La feuille de quatre épices, du coffret au jardin

Vous venez peut-être de dévisser le mini-tube et d’approcher le nez. D’abord le clou de girofle, net. Puis le poivre, la cannelle, et enfin une pointe de gingembre. Quatre épices — et pourtant une seule poudre, issue d’une seule feuille. C’est toute la malice de la feuille de quatre épices, et cette page est faite pour vous raconter d’où elle vient : un arbre, un jardin, et un détour par l’Histoire.

Mon jardin. Vos souvenirs. Entre les deux, une feuille.

Qu’est-ce que la feuille de quatre épices ?

À La Réunion, on l’appelle l’arbre aux quatre épices (Pimenta dioica, pour les curieux). Sa feuille fraîche, froissée entre les doigts, sent en même temps le gingembre, le clou de girofle, le poivre noir et la cannelle. Ce n’est pourtant pas un mélange : c’est une seule note complexe, qui contient les quatre.

Voilà d’ailleurs ce qui déroute à la première rencontre. Autrement dit : quatre épices que tout le monde connaît, réunies dans un végétal que presque personne n’attend.

Le mélange que tout le monde connaît, l’arbre que personne n’attend

Feuille de quatre épices, Pimenta dioica du jardin du Lambert à La Réunion — une seule feuille aux notes de girofle, poivre, cannelle et gingembre

« Quatre épices ? Oui, je connais : c’est le mélange du pain d’épices ! » — c’est la phrase que j’entends invariablement sur les marchés. Et c’est exact : ce mélange de cannelle, de girofle, de muscade et de poivre est l’un des plus anciens de la cuisine française. En 1680, par exemple, un dictionnaire décrivait déjà le pain d’épices comme « un composé de miel, de fleur de seigle et des quatre-épices ».

Mais l’Histoire est plus subtile — et Mère Nature bien généreuse.
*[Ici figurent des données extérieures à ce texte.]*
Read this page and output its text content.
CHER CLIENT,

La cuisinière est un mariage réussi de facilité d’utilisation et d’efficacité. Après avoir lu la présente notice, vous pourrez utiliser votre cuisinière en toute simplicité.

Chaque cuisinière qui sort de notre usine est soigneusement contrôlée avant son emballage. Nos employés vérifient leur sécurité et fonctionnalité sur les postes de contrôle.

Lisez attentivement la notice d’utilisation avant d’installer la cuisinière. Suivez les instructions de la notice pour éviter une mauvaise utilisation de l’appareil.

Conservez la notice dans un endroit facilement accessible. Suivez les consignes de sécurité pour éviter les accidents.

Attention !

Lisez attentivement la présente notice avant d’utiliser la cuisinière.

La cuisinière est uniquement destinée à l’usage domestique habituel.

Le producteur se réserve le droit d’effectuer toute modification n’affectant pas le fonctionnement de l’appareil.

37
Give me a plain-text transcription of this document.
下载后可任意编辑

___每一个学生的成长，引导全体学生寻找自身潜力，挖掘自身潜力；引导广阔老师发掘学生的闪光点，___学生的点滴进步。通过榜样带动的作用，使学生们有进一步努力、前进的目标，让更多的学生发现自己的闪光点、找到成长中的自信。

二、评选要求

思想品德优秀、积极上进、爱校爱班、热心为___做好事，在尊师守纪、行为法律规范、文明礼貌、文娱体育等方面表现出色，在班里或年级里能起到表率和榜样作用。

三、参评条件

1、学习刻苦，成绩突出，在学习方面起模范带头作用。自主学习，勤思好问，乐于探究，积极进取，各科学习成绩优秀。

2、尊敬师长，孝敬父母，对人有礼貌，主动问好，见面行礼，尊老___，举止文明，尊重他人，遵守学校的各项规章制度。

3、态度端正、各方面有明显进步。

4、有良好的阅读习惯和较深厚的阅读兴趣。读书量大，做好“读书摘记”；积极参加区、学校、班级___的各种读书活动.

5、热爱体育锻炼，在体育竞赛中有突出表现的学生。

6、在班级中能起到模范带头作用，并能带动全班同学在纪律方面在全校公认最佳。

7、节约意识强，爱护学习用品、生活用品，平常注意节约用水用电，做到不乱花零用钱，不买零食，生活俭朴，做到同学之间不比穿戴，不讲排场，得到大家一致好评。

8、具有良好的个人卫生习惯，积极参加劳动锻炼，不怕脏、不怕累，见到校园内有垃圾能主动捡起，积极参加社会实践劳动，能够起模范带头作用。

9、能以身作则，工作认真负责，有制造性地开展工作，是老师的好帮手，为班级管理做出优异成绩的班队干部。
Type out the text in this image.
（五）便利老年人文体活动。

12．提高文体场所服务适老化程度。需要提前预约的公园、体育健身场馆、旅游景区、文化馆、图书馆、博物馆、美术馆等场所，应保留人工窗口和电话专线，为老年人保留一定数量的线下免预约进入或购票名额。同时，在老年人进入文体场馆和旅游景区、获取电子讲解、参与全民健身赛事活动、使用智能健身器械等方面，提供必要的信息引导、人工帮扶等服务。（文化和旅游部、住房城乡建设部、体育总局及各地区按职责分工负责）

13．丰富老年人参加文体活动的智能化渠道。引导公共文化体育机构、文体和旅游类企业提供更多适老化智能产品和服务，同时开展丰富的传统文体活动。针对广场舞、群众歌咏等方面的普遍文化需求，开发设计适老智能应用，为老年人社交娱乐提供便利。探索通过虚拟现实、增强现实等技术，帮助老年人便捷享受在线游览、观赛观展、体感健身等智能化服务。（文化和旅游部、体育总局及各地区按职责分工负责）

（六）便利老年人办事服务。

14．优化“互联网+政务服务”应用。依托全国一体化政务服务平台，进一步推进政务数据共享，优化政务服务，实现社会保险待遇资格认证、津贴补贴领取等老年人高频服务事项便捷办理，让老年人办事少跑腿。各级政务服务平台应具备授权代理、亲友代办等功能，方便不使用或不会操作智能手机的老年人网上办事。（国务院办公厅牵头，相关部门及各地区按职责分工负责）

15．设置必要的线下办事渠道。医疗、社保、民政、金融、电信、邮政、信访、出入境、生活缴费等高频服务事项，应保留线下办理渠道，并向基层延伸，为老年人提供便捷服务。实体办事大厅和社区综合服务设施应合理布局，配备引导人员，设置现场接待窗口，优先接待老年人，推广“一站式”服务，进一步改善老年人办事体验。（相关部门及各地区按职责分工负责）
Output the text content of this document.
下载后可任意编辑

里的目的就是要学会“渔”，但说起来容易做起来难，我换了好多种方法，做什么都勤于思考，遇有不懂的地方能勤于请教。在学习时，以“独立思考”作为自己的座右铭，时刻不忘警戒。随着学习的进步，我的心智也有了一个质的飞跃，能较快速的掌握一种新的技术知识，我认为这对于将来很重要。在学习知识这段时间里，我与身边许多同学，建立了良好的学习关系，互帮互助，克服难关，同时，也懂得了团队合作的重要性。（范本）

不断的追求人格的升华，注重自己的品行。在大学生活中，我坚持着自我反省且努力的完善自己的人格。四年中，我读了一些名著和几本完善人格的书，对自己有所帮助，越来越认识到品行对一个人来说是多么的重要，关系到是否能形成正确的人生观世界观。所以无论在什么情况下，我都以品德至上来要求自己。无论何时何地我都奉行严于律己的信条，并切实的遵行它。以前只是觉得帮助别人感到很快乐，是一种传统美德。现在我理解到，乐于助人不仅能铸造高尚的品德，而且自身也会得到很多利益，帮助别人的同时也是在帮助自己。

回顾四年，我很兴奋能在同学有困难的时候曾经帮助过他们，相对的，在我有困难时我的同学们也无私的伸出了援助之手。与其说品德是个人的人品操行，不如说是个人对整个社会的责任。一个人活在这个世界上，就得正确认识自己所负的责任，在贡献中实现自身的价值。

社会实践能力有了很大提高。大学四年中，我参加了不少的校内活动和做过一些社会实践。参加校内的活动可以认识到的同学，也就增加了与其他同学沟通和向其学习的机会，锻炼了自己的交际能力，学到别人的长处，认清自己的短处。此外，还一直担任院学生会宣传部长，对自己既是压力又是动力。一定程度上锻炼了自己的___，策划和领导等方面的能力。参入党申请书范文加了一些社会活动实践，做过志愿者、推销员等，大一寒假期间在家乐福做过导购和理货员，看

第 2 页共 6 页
Car dès 1494, Christophe Colomb rapporte de Jamaïque les graines d’un arbre qu’il baptise « bois d’Inde », persuadé d’avoir atteint les Indes orientales. Son fruit séché et ses feuilles rappellent à eux seuls le poivre, le girofle, la cannelle et la muscade — ou le gingembre, selon les nez. Les francophones le surnommeront donc l’arbre de quatre épices. Introduit ensuite dans l’océan Indien grâce à Pierre Poivre (cela ne s’invente pas), il pousse aujourd’hui dans mon jardin créole du Lambert.

La feuille de quatre épices, du jardin au mini-tube

Au Lambert, dans les Hauts de l’Étang-Salé, je récolte tout d’abord les feuilles fraîches de l’arbre. Ensuite, je les fais sécher, puis je les réduis en poudre — couleur vert-brun, parfum dense. Rien d’autre n’entre dans le tube : un seul végétal, là où le mélange du commerce en assemble quatre.

Une précision d’usage, enfin : cette poudre se dose avec parcimonie, parce que la feuille concentre ses arômes au séchage. Si le tube est petit, c’est que la puissance est grande.

Pimenta dioica : le loup et le chien

Pour les curieux et les jardiniers, une dernière subtilité. Sous le nom de bois d’Inde ou d’arbre de quatre épices, les pays francophones désignent en réalité deux espèces cousines : Pimenta dioica et Pimenta racemosa. Même famille, même genre, même note dominante de girofle — et pourtant deux caractères distincts. Dans le règne végétal, Pimenta dioica est à Pimenta racemosa ce que le loup est au chien : des similarités confondantes, avec de subtiles différences qui font leur singularité.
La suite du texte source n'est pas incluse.